A still from Spider-Man Across the Spider-Verse of Miles Morales in costume swinging through buildings
©Sony Pictures/Courtesy Everett Collection

There are more recent precedents to point to as well. Speed Racer may have been a flop and a sort of aesthetic cul-de-sac, but the hyperunrealism and sensational colors employed by the Wachowski Sisters in its making are an unmistakable influence on what Gerwig did with her Mattel heroine. Just this year, Jeff Rowe and Seth Rogen’s Teenage Mutant Ninja Turtles: Mutant Mayhem and the sequel film Spider-Man: Across the Spider-Verse (directed by Joaquim Dos Santos, Kemp Powers, and Justin K. Thompson, working with co-writers and co-producers Christopher Miller and Phil Lord, among others) proved that the hunger for superhero stories with a unique visual signature that hearkens back to more analog, more colorful forms of cartooning and animation is real. 

It’s not like Marvel has much to lose in experimenting. None of the four Fantastic Four feature films released to date are regarded as anything but embarrassments. Kirby’s son Neal, once placated by a deal with Marvel reached after Disney purchased the company and ended years of legal conflict overseen by the publisher’s notoriously penny-pinching, Trump-loving CEO Isaac Perlmutter, has been restive since the release of that ghoulish Stan Lee documentary; paying proper homage to their patriarch’s visual and storytelling genius would likely go a long way to patching up an important relationship. (Not as long as actually giving the guy the credit and legal recognition he’s due, but it’d be something, anyway.) And everything about this approach, from the retro production techniques and overall look to finally giving Kirby his flowers (provided it’s accompanied by a real adjustment to the official historical record), would win over critics long jaded by the MCU style.

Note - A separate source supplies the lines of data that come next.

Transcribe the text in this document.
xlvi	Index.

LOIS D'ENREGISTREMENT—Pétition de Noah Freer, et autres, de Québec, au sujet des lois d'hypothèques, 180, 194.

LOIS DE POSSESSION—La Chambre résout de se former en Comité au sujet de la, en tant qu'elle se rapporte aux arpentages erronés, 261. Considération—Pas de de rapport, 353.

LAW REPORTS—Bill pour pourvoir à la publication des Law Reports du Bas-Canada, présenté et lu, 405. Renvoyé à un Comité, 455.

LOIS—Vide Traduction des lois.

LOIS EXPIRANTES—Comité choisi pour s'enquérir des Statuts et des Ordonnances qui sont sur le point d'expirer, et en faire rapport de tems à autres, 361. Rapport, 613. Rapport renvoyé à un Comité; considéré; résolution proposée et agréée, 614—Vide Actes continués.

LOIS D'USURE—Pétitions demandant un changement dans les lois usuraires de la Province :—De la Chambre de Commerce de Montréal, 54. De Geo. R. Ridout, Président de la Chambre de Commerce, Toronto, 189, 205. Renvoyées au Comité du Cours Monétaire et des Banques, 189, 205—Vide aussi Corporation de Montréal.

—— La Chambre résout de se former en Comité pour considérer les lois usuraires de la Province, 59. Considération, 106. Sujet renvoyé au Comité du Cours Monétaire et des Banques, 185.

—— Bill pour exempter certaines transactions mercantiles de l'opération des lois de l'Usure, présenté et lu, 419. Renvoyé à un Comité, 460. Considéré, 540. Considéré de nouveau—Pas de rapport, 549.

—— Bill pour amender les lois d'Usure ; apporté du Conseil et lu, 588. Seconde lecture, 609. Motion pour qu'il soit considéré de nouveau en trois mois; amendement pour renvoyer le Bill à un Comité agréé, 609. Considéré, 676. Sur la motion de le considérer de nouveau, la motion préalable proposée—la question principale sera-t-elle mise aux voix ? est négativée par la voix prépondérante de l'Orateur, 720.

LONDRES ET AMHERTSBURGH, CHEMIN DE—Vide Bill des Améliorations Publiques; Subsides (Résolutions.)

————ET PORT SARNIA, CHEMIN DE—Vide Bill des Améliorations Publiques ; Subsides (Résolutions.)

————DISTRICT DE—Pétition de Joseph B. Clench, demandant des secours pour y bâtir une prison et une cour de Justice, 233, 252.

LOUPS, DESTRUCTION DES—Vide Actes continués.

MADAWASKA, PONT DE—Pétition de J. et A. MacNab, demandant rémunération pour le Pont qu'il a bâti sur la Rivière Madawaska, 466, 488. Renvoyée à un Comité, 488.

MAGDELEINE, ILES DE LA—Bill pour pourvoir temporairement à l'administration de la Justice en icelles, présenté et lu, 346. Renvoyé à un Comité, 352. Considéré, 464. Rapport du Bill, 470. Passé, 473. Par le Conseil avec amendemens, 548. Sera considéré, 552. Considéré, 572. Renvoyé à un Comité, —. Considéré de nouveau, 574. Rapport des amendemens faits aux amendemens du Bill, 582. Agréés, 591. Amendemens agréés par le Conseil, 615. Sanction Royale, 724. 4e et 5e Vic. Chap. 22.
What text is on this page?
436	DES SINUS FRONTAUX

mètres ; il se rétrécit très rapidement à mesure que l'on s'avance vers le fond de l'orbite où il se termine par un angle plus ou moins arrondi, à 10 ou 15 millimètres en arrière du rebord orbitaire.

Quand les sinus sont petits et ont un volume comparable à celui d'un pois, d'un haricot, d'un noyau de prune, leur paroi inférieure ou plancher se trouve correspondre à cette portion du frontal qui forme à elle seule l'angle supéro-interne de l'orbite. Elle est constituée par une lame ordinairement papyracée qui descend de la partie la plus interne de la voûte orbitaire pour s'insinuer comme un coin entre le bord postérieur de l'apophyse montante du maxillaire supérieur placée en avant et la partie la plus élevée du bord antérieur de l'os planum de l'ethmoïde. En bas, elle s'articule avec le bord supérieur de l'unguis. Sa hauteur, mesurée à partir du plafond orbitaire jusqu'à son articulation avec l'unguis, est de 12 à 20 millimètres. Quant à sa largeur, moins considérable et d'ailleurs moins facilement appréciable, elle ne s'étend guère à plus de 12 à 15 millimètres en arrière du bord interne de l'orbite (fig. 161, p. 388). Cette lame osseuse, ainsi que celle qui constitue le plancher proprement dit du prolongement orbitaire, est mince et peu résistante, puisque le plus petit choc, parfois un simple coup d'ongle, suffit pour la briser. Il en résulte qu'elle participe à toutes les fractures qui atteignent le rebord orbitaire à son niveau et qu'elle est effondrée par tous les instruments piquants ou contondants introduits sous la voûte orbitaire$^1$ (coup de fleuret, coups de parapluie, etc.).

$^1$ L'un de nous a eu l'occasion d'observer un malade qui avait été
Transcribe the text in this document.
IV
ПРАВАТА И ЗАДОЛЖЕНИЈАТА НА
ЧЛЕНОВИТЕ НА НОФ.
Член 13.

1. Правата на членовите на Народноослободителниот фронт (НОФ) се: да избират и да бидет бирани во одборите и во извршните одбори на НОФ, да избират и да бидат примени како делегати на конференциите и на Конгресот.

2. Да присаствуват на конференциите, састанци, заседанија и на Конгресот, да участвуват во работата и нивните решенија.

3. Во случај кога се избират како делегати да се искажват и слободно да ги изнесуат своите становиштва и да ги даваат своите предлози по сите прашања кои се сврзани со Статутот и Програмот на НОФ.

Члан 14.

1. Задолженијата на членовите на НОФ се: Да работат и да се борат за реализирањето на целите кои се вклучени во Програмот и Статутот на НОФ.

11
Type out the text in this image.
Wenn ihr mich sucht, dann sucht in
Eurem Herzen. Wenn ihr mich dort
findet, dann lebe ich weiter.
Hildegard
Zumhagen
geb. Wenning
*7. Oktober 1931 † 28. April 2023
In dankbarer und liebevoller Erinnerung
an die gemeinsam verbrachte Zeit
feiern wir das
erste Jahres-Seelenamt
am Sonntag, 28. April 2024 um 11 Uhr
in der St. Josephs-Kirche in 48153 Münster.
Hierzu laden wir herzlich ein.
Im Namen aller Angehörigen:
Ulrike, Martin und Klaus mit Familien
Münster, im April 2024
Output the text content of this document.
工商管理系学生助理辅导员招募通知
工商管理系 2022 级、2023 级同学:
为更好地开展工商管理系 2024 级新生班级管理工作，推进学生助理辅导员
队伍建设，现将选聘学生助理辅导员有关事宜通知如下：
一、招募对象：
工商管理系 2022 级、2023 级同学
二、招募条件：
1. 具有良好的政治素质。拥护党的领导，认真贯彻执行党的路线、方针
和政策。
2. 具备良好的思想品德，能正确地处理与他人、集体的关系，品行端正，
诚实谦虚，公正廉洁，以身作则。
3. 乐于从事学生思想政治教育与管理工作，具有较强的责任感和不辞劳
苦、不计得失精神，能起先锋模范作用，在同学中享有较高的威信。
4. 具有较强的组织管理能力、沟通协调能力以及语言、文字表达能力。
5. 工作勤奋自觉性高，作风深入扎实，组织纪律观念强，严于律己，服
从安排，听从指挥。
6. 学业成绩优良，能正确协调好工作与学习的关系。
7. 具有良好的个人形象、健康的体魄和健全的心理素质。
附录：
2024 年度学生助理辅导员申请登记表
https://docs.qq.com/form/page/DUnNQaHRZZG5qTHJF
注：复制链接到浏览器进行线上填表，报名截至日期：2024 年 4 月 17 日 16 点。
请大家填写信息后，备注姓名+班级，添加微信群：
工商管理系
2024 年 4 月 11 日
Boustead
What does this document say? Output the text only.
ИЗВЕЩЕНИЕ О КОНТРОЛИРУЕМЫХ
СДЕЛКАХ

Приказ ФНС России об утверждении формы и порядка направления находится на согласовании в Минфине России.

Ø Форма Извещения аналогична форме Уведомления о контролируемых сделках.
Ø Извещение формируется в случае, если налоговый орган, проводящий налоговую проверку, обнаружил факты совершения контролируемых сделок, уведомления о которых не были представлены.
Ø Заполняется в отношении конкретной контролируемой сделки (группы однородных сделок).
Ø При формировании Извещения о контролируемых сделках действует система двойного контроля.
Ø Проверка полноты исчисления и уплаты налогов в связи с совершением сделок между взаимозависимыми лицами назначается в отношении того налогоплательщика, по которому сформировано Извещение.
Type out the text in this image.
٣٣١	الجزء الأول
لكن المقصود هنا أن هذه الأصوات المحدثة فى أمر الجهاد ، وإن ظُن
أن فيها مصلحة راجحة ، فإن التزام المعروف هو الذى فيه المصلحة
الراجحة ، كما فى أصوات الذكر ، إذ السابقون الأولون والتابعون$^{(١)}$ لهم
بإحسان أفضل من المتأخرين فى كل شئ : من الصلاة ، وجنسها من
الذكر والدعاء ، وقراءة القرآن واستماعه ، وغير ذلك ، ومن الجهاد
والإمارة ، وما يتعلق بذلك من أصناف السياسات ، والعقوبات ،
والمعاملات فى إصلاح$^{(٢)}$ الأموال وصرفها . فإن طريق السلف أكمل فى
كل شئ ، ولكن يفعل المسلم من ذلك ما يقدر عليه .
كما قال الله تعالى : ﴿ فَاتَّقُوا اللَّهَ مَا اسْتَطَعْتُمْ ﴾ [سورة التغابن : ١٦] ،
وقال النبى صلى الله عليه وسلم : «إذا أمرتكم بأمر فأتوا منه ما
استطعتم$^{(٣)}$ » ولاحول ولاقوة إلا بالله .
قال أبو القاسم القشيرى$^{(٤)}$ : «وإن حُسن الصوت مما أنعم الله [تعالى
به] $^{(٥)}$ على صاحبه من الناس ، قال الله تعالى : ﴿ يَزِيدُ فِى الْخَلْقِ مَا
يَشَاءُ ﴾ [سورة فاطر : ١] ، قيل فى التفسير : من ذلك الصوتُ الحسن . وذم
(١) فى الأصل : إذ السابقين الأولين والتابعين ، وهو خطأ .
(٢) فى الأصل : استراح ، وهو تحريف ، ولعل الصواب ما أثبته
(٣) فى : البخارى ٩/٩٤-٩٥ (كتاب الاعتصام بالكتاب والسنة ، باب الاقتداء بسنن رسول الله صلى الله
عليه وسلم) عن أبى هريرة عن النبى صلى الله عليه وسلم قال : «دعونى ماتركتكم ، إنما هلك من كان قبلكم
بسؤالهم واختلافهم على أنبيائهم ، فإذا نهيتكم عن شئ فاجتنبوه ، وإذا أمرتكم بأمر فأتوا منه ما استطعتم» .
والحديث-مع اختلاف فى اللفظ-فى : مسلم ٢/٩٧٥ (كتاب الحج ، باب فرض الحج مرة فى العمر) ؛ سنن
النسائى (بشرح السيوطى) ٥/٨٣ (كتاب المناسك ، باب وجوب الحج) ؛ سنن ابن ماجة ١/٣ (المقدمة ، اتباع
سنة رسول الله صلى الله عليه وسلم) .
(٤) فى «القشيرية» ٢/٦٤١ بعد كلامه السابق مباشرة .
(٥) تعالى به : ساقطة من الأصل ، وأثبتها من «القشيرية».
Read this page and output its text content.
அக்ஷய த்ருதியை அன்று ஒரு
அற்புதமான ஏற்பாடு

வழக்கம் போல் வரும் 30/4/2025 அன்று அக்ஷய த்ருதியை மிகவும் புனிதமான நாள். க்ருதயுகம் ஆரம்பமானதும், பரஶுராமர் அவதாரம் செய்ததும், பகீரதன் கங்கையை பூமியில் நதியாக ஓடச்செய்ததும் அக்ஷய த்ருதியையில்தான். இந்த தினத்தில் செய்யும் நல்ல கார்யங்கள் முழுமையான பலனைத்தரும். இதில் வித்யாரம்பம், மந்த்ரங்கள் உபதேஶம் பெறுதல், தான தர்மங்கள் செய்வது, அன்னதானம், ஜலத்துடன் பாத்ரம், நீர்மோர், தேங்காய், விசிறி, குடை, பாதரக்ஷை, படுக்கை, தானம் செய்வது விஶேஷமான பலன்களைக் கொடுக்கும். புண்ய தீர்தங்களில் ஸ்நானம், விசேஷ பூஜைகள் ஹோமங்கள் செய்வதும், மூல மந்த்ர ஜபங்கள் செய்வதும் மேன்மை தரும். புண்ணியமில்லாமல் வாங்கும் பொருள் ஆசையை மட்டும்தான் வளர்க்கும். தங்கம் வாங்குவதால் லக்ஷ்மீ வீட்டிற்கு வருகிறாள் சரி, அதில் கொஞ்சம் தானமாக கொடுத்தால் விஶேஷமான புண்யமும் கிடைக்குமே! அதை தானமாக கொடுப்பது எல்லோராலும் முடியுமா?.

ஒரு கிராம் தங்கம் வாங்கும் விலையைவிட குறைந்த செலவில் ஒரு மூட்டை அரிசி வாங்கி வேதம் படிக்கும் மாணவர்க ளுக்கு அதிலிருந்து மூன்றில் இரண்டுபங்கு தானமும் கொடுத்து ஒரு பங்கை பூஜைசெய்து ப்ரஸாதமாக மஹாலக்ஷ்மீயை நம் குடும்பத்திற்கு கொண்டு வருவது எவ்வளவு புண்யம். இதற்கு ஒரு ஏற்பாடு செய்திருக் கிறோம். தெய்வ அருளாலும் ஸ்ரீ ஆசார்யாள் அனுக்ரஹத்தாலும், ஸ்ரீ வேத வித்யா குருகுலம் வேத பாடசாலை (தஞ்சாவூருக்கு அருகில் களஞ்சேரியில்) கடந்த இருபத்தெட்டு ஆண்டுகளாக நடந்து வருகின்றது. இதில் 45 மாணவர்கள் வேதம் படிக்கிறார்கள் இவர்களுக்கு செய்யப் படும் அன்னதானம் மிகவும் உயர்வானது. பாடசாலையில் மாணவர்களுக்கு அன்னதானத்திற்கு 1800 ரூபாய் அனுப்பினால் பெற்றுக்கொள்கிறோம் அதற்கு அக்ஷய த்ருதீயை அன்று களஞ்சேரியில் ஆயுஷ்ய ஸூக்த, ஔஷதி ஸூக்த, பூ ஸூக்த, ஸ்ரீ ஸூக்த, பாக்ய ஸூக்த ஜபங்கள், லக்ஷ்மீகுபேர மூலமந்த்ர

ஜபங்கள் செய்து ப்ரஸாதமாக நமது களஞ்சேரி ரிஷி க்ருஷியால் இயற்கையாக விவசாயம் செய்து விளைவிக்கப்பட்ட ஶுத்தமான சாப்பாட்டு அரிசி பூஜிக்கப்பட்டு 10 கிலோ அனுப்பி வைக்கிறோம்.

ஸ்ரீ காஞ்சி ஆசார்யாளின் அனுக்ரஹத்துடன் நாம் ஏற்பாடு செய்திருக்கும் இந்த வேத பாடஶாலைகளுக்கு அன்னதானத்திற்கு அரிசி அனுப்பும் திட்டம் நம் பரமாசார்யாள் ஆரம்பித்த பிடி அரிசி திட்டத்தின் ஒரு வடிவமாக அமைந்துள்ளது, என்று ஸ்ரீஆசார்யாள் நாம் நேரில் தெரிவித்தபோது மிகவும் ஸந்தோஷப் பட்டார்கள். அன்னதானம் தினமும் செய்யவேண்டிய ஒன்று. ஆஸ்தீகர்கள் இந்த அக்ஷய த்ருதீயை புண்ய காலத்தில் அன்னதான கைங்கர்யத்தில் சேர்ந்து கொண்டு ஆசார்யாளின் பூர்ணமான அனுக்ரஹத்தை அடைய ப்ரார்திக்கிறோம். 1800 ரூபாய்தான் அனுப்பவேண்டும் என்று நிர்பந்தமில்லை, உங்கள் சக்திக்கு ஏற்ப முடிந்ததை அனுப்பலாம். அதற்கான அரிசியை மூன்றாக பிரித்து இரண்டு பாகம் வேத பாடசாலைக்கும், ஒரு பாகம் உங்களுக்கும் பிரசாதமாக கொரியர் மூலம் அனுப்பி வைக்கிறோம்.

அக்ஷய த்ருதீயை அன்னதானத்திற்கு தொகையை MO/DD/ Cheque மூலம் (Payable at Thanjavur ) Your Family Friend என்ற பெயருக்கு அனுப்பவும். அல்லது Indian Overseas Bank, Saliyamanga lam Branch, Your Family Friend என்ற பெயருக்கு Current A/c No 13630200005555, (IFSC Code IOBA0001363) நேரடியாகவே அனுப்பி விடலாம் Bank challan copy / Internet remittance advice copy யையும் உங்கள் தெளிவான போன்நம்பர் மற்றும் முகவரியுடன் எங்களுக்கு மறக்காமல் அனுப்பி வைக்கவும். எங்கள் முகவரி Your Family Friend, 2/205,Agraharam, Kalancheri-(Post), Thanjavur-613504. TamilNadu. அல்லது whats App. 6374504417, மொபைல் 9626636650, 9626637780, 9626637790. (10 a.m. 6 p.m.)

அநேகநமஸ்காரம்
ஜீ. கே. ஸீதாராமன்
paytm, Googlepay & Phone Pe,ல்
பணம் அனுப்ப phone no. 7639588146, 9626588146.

BARBIE AWESOME PRACTICAL SET
Photo: ©Warner Bros/Courtesy Everett Collection

But the bottom line is Barbie. Barbie is proof that you can do billion-dollar business by adapting a universally known children’s character using a combination of distinct, risk-taking visual sensibility and traditional movie magic. Your Ant-Men and Blue Beetles can’t hope to compete with that kind of artistic and aesthetic confidence, and indeed they haven’t. Fantastic Four gives Marvel, and the superhero genre in general, a chance to do both the bright thing and the right thing — to make a visually singular and stunning movie that honors the artistic contributions of men and women behind both the camera and the drawing table. Foremost among them: Kirby himself, the man without whom the entire superhero boom would not have been possible. Basing a movie on his singular aesthetic would be the tribute — if not the cash and the credit — the so-called King of Comics has long deserved.

Rumor has it that the approach being taken by Shakman’s Fantastic Four movie, currently due for release in 2025, is not that far removed from the vision articulated here. Over time, as the writing on the wall regarding evolving audience preferences threatens to blot out the brickwork behind it entirely, the movie may grow even closer to what the dying superhero genre really needs: a Barbie of one’s own. Greta Gerwig and Jack “King” Kirby have pointed the way forward. Will Marvel, and the Hollywood studios in general, have the courage to put on its big superhero boots and follow in those high-heeled pink footsteps?

(This piece was written during the 2023 WGA and SAG-AFTRA strikes. Without the labor of the writers and actors currently on strike, the films and shows covered here wouldn’t exist.)